Accusations that the federal New Democratic Party has used parliamentary resources for partisan mass mailings has raised questions about other parties’ use of taxpayer-funded promotions.

In May, the House of Commons Board of Internal Economy ordered the NDP to repay Parliament $36,000 for partisan mailings and a further $1.13 million to Canada Post.

In turn, the NDP has asked the Federal Court for a review of the decision.

A report from Commons Board staff is quoted as saying they “were not messages from the individual members as members, but rather were prepared by and for the benefit of the NDP as a political party and to advance electoral purposes.”

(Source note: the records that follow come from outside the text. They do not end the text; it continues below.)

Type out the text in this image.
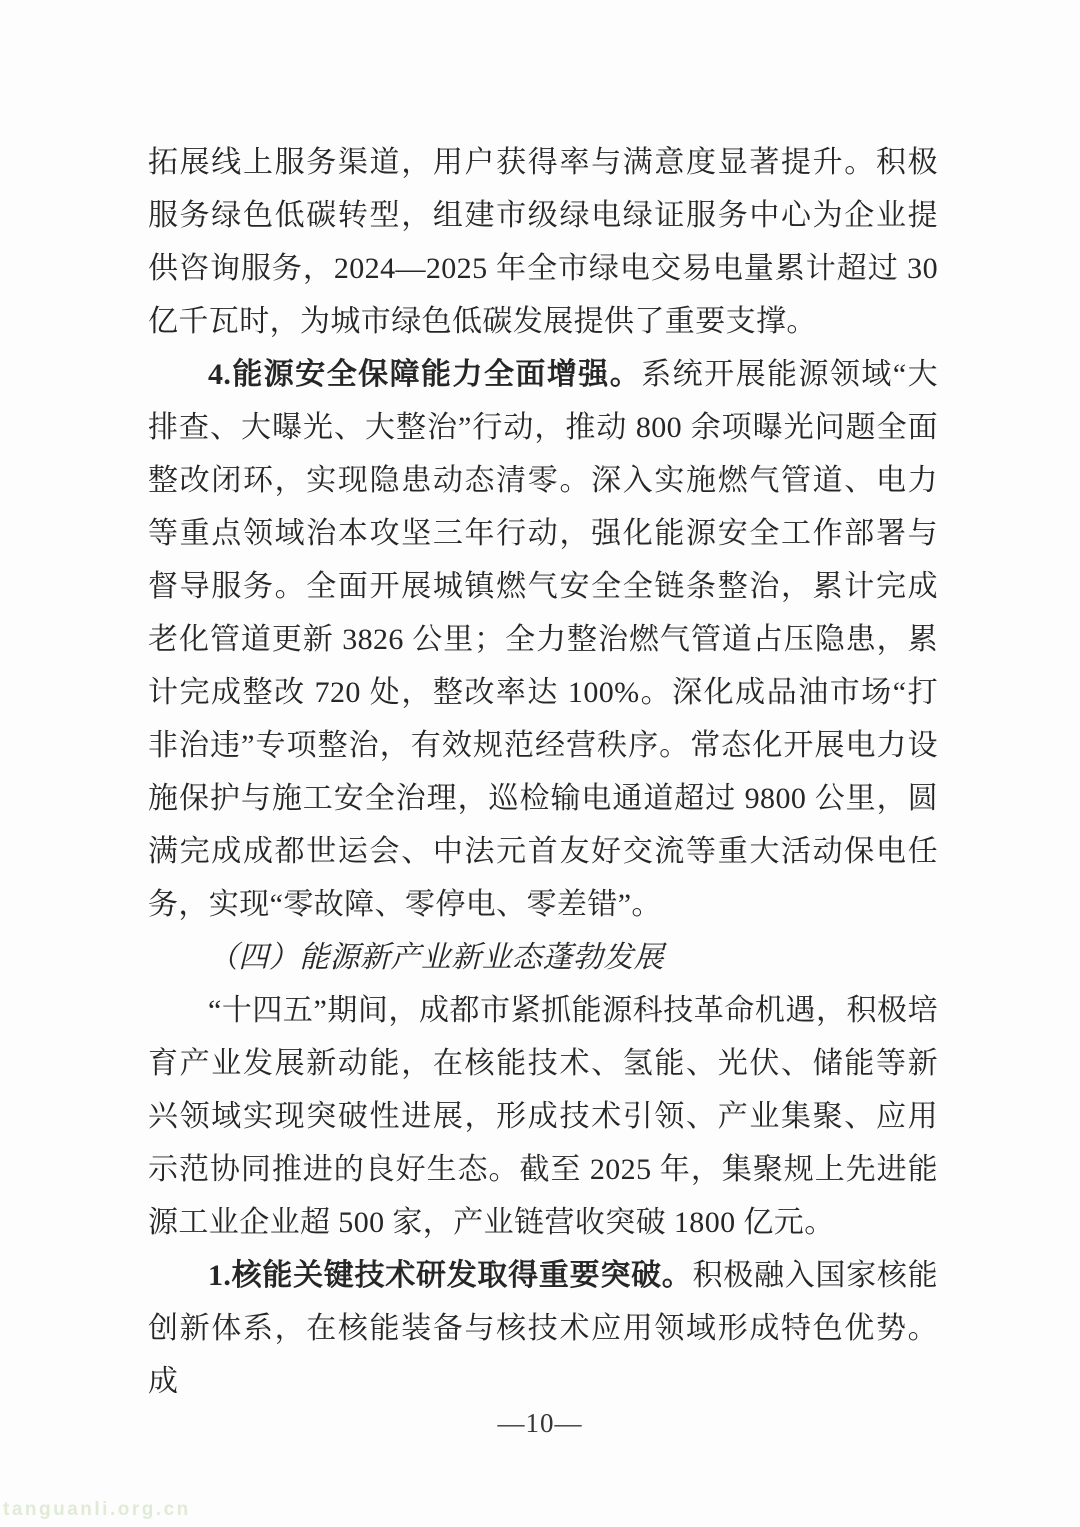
拓展线上服务渠道，用户获得率与满意度显著提升。积极服务绿色低碳转型，组建市级绿电绿证服务中心为企业提供咨询服务，2024—2025 年全市绿电交易电量累计超过 30 亿千瓦时，为城市绿色低碳发展提供了重要支撑。

4.能源安全保障能力全面增强。系统开展能源领域“大排查、大曝光、大整治”行动，推动 800 余项曝光问题全面整改闭环，实现隐患动态清零。深入实施燃气管道、电力等重点领域治本攻坚三年行动，强化能源安全工作部署与督导服务。全面开展城镇燃气安全全链条整治，累计完成老化管道更新 3826 公里；全力整治燃气管道占压隐患，累计完成整改 720 处，整改率达 100%。深化成品油市场“打非治违”专项整治，有效规范经营秩序。常态化开展电力设施保护与施工安全治理，巡检输电通道超过 9800 公里，圆满完成成都世运会、中法元首友好交流等重大活动保电任务，实现“零故障、零停电、零差错”。

（四）能源新产业新业态蓬勃发展

“十四五”期间，成都市紧抓能源科技革命机遇，积极培育产业发展新动能，在核能技术、氢能、光伏、储能等新兴领域实现突破性进展，形成技术引领、产业集聚、应用示范协同推进的良好生态。截至 2025 年，集聚规上先进能源工业企业超 500 家，产业链营收突破 1800 亿元。

1.核能关键技术研发取得重要突破。积极融入国家核能创新体系，在核能装备与核技术应用领域形成特色优势。成

—10—
tanguanli.org.cn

Okanagan-Shuswap MP Colin Mayes sends information to his constituents. He says he sends two types: one, a ‘householder,’ and the other, a ‘ten per cent-er.’

He said there are two reasons the NDP has been taken to task. Firstly, they used the NDP logo and, secondly, they asked for money.

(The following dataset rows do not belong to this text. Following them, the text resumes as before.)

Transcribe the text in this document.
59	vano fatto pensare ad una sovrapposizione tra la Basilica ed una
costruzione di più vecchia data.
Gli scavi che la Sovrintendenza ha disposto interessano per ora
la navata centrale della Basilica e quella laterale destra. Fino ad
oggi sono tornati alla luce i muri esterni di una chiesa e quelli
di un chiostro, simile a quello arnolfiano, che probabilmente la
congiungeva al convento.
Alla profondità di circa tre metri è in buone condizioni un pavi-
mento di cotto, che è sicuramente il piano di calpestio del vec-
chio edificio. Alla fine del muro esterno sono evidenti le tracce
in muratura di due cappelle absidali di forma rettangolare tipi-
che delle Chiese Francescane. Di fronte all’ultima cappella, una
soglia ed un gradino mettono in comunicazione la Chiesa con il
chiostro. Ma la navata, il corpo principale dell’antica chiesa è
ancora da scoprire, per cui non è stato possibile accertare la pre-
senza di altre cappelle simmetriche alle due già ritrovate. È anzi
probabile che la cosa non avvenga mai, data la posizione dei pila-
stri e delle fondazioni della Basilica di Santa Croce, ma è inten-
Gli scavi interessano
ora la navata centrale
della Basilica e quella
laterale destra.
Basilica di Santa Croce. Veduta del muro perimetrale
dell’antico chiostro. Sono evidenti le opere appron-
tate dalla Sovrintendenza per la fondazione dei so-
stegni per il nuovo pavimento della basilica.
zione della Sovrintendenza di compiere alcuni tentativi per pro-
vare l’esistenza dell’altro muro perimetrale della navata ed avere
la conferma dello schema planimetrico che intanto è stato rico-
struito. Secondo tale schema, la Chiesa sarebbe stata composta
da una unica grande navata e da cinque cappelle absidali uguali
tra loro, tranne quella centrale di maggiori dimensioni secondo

The householders Mayes sends out are larger documents, while the 10 per cent-ers, which are so named as they can be sent to 10 per cent of an MP’s constituents, are 8.5 by 11 sheets.

The most recent one states: “Our Conservative government is standing up for hard-working Canadian families.”

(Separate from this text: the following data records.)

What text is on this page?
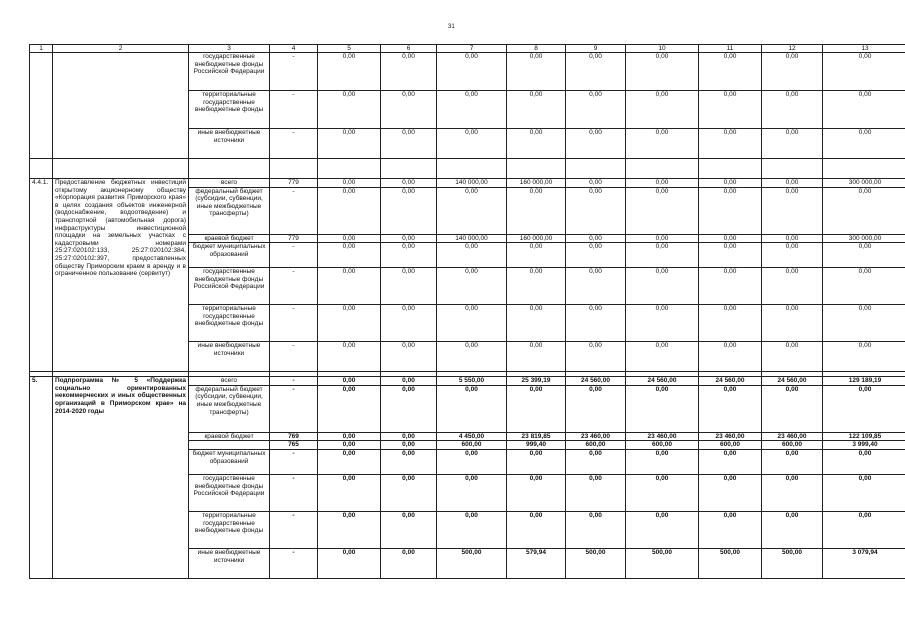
31
1	2	3	4	5	6	7	8	9	10	11	12	13
		государственные внебюджетные фонды Российской Федерации	-	0,00	0,00	0,00	0,00	0,00	0,00	0,00	0,00	0,00
		территориальные государственные внебюджетные фонды	-	0,00	0,00	0,00	0,00	0,00	0,00	0,00	0,00	0,00
		иные внебюджетные источники	-	0,00	0,00	0,00	0,00	0,00	0,00	0,00	0,00	0,00

4.4.1.	Предоставление бюджетных инвестиций открытому акционерному обществу «Корпорация развития Приморского края» в целях создания объектов инженерной (водоснабжение, водоотведение) и транспортной (автомобильная дорога) инфраструктуры инвестиционной площадки на земельных участках с кадастровыми номерами 25:27:020102:133, 25:27:020102:384, 25:27:020102:397, предоставленных обществу Приморским краем в аренду и в ограниченное пользование (сервитут)	всего	779	0,00	0,00	140 000,00	160 000,00	0,00	0,00	0,00	0,00	300 000,00
		федеральный бюджет (субсидии, субвенции, иные межбюджетные трансферты)	-	0,00	0,00	0,00	0,00	0,00	0,00	0,00	0,00	0,00
		краевой бюджет	779	0,00	0,00	140 000,00	160 000,00	0,00	0,00	0,00	0,00	300 000,00
		бюджет муниципальных образований	-	0,00	0,00	0,00	0,00	0,00	0,00	0,00	0,00	0,00
		государственные внебюджетные фонды Российской Федерации	-	0,00	0,00	0,00	0,00	0,00	0,00	0,00	0,00	0,00
		территориальные государственные внебюджетные фонды	-	0,00	0,00	0,00	0,00	0,00	0,00	0,00	0,00	0,00
		иные внебюджетные источники	-	0,00	0,00	0,00	0,00	0,00	0,00	0,00	0,00	0,00

5.	Подпрограмма № 5 «Поддержка социально ориентированных некоммерческих и иных общественных организаций в Приморском крае» на 2014-2020 годы	всего	-	0,00	0,00	5 550,00	25 399,19	24 560,00	24 560,00	24 560,00	24 560,00	129 189,19
		федеральный бюджет (субсидии, субвенции, иные межбюджетные трансферты)	-	0,00	0,00	0,00	0,00	0,00	0,00	0,00	0,00	0,00
		краевой бюджет	769	0,00	0,00	4 450,00	23 819,85	23 460,00	23 460,00	23 460,00	23 460,00	122 109,85
			765	0,00	0,00	600,00	999,40	600,00	600,00	600,00	600,00	3 999,40
		бюджет муниципальных образований	-	0,00	0,00	0,00	0,00	0,00	0,00	0,00	0,00	0,00
		государственные внебюджетные фонды Российской Федерации	-	0,00	0,00	0,00	0,00	0,00	0,00	0,00	0,00	0,00
		территориальные государственные внебюджетные фонды	-	0,00	0,00	0,00	0,00	0,00	0,00	0,00	0,00	0,00
		иные внебюджетные источники	-	0,00	0,00	500,00	579,94	500,00	500,00	500,00	500,00	3 079,94
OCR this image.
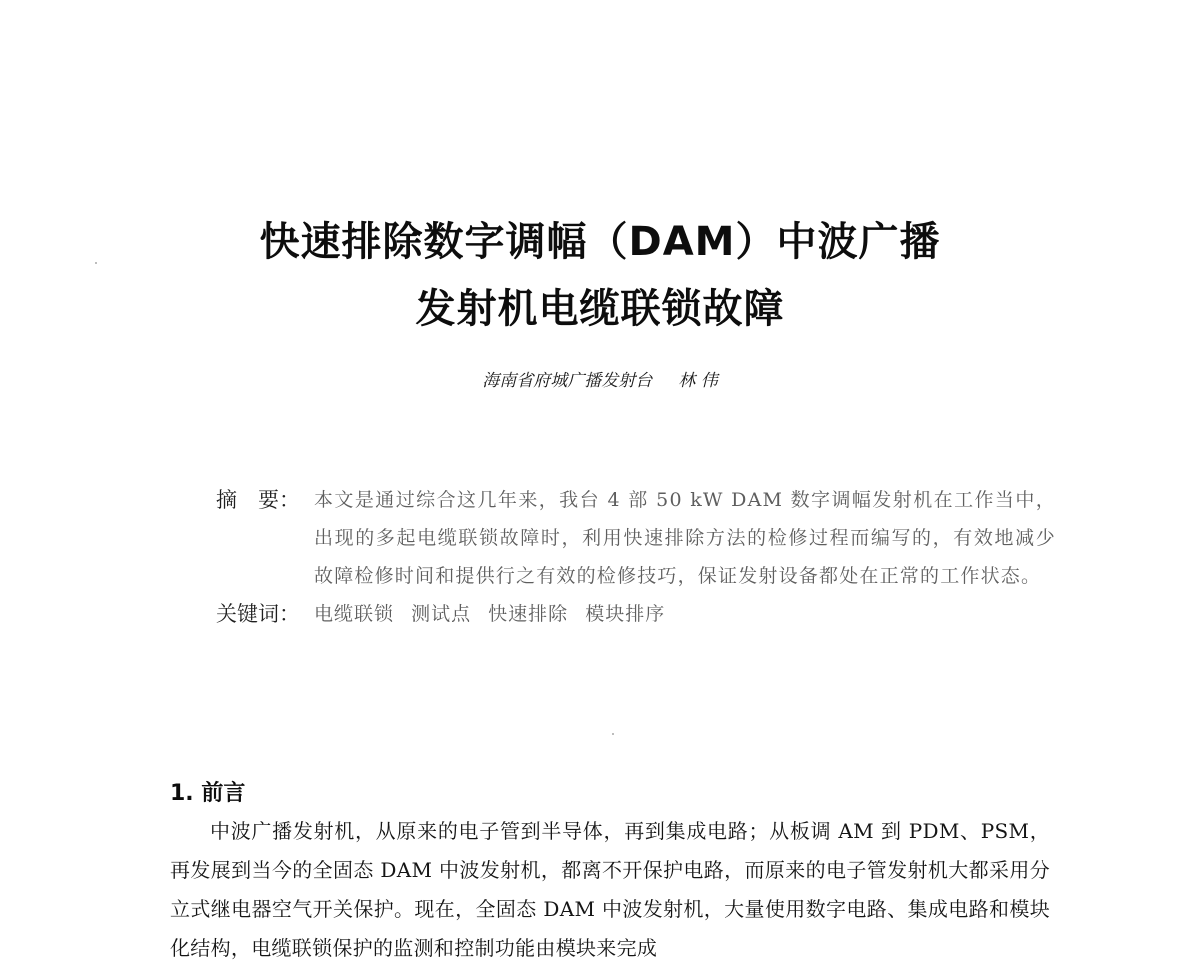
快速排除数字调幅（DAM）中波广播
发射机电缆联锁故障
海南省府城广播发射台 林 伟
摘　要： 本文是通过综合这几年来，我台 4 部 50 kW DAM 数字调幅发射机在工作当中，出现的多起电缆联锁故障时，利用快速排除方法的检修过程而编写的，有效地减少故障检修时间和提供行之有效的检修技巧，保证发射设备都处在正常的工作状态。
关键词： 电缆联锁 测试点 快速排除 模块排序
1. 前言

中波广播发射机，从原来的电子管到半导体，再到集成电路；从板调 AM 到 PDM、PSM，再发展到当今的全固态 DAM 中波发射机，都离不开保护电路，而原来的电子管发射机大都采用分立式继电器空气开关保护。现在，全固态 DAM 中波发射机，大量使用数字电路、集成电路和模块化结构，电缆联锁保护的监测和控制功能由模块来完成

Further down the page is what looks like a small survey – the same format that was on a sampling of four other Mayes’ 10 per cent-ers.

The most recent one asks: “Who’s on the right track to support Canadian families?” Below the question on one side are the names of four parties: the Greens, the Conservatives, the NDP and the Liberals, with a box to be marked beside each one. On the other side is a space for the reader to fill out their name, address, telephone number and email address.

Mayes said the 10 per cent-ers are made by a Conservative support group which is paid by the party to put them out.

“It gives me an indication whether people feel we’re doing the right things as government.”

Mayes says he doesn’t distribute all of the 10 per cent-ers he could.

“Some in my opinion are a little offensive as they have pictures of Mr. Mulcair or Mr. Trudeau… If you look at my budget from the last three years, I hardly sent out many.”

He said the communication is political, nonetheless.

“We’re definitely political – good things the government is doing. I’m sure the NDP says the bad things the government is doing.”

Mayes admits he got in a little trouble himself a couple of years ago when he used a Conservative banner with political announcements.

“The Liberals complained about it.”


Another general issue was when some mail-outs went to ridings other than Conservatives,  he said. The Liberals and NDP were not happy, the Conservatives agreed and the rules were changed – politicians can no longer send mail-outs to outside ridings.